The Penn female swimmer said if Lia’s numbers get down to “Will Thomas’ best times,” before he became a trans athlete, those numbers “are female world records,” according to OutKick. She also compared Thomas’ best times as a man in the world of female competitive swimming and said would it be “faster than all the times Katie Ledecky went in college” and faster “than any other Olympian you can think of.”
As far as criticism about why the women haven’t done anything to stop this, the female swimmer reportedly said they feel powerless to stop it. She said something needs to be done to stop Thomas from destroying all the female swimming records and to protect biological women.

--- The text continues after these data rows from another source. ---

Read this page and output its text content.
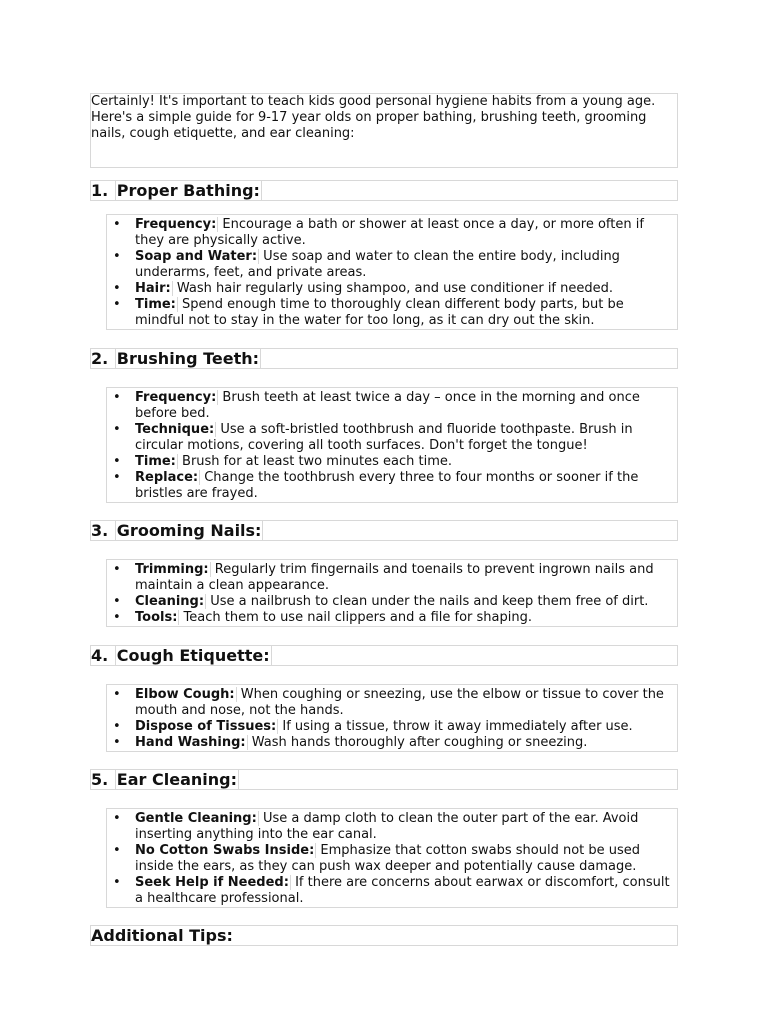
Certainly! It's important to teach kids good personal hygiene habits from a young age. Here's a simple guide for 9-17 year olds on proper bathing, brushing teeth, grooming nails, cough etiquette, and ear cleaning:

1. Proper Bathing:
• Frequency: Encourage a bath or shower at least once a day, or more often if they are physically active.
• Soap and Water: Use soap and water to clean the entire body, including underarms, feet, and private areas.
• Hair: Wash hair regularly using shampoo, and use conditioner if needed.
• Time: Spend enough time to thoroughly clean different body parts, but be mindful not to stay in the water for too long, as it can dry out the skin.
2. Brushing Teeth:
• Frequency: Brush teeth at least twice a day – once in the morning and once before bed.
• Technique: Use a soft-bristled toothbrush and fluoride toothpaste. Brush in circular motions, covering all tooth surfaces. Don't forget the tongue!
• Time: Brush for at least two minutes each time.
• Replace: Change the toothbrush every three to four months or sooner if the bristles are frayed.
3. Grooming Nails:
• Trimming: Regularly trim fingernails and toenails to prevent ingrown nails and maintain a clean appearance.
• Cleaning: Use a nailbrush to clean under the nails and keep them free of dirt.
• Tools: Teach them to use nail clippers and a file for shaping.
4. Cough Etiquette:
• Elbow Cough: When coughing or sneezing, use the elbow or tissue to cover the mouth and nose, not the hands.
• Dispose of Tissues: If using a tissue, throw it away immediately after use.
• Hand Washing: Wash hands thoroughly after coughing or sneezing.
5. Ear Cleaning:
• Gentle Cleaning: Use a damp cloth to clean the outer part of the ear. Avoid inserting anything into the ear canal.
• No Cotton Swabs Inside: Emphasize that cotton swabs should not be used inside the ears, as they can push wax deeper and potentially cause damage.
• Seek Help if Needed: If there are concerns about earwax or discomfort, consult a healthcare professional.
Additional Tips:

“There are a bunch of comments on the Internet about how, ‘Oh, these girls are just letting this happen. They should just boycott or protest,'” Thomas’ teammate said, according to the outlet. “At the end of the day, it’s an individual sport. If we protest it, we’re only hurting ourselves because we’re going to miss out on all that we’ve been working for.”
“When I have kids, I kinda hope they’re all boys because if I have any girls that want to play sports in college, good luck,” she added. “[Their opponents] are all going to be biological men saying that they’re women. Right now we have one, but what if we had three on the team? There’d be three less girls competing.”